I don't think we should be afraid or defensive about confronting our moral flaws as individuals or as nations. We don't have to be perfect, just honest and sincerely trying to improve. It's no sin to make a mistake, even a horrible mistake; it's a sin, I think, only to try to justify or ignore our mistakes.

I see threads of this truly humble attitude in any number of narratives, including Christianity. But even Christianity got it wrong from day one; Christians seem all too often to humble themselves only before God (who is, after all, a fictional character) and use that faux humility to support their self-righteousness towards their fellow human beings.

The mistake, I think, is to elevate law from a means to an end.

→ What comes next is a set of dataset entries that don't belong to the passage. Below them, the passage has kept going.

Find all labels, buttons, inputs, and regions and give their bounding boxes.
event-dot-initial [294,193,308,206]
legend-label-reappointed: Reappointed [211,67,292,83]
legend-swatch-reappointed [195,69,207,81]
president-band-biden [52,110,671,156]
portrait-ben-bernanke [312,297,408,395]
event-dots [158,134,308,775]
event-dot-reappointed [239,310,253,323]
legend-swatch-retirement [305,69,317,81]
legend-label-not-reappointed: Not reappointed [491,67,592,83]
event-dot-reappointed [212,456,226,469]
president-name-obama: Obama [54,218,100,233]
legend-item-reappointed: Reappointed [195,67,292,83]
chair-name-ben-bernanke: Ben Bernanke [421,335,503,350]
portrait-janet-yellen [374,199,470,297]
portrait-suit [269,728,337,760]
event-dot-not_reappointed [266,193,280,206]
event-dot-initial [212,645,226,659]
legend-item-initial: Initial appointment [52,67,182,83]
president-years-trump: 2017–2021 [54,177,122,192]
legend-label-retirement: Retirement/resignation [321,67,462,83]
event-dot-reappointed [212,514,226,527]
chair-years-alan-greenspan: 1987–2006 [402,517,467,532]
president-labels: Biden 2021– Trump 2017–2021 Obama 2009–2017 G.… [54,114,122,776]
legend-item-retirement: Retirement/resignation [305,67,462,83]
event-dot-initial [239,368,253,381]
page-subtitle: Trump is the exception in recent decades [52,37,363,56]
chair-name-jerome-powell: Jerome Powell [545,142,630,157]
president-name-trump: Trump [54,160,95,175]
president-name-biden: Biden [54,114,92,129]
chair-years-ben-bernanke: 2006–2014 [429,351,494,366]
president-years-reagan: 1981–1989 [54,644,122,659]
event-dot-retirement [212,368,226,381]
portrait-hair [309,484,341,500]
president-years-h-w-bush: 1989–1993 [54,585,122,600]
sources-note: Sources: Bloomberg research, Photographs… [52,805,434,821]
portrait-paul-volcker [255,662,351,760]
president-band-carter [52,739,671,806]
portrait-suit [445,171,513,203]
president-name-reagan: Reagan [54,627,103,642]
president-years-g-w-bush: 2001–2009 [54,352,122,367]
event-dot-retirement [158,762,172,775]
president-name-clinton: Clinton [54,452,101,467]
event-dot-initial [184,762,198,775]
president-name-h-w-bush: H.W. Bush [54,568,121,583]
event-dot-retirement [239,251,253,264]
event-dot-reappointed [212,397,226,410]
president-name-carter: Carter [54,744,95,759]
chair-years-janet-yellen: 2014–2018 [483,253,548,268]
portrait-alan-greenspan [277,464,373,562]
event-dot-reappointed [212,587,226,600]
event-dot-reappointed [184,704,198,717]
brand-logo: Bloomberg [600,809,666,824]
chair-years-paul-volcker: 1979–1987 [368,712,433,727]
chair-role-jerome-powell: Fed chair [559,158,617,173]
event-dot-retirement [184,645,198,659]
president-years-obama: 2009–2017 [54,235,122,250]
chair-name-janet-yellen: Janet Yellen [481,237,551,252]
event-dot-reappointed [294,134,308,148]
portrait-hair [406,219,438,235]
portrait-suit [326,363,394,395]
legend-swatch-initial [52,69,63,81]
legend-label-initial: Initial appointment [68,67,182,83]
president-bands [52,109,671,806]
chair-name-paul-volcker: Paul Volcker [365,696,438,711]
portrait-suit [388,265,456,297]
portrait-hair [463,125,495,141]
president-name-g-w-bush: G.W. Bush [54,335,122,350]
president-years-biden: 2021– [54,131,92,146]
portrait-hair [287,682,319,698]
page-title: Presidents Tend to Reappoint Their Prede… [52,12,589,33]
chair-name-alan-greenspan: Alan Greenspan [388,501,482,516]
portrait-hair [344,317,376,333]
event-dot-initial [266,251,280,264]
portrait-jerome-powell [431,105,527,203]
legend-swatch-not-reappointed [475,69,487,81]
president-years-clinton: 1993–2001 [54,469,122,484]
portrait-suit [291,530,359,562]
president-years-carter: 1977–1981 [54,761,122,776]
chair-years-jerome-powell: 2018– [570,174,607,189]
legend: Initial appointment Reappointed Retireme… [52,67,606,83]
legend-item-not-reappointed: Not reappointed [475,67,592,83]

Paul and the founders of Christianity erred in incorporating Jewish law. The Chinese erred in incorporating Confucian law into Buddhism. Muhammad erred in making his scripture about very little but the law. This is a human failing, I think: our tendency to elevate useful means to arbitrary ends which do little but promote self-righteousness.

I don't know that I have a point here. I don't know what to do about all this. I'm just a snowflake in the avalanche. All I can do is act as my conscience dictates and add my tiny voice to humanity's roar.


[1] When I was six or seven years old, I wrote a letter to President Nixon suggesting that he trade places with Ho Chi Minh as a way to end the Vietnam war. Roll your eyes if you please; I was six.

[2] Perhaps it's significant that MacGyver was Canadian produced.

1 comment:

  1. I wish I'd written this post. Beautiful stuff. Exactly my thoughts.

    I will say though that Canadians are overrated. MacGyver is a very American show.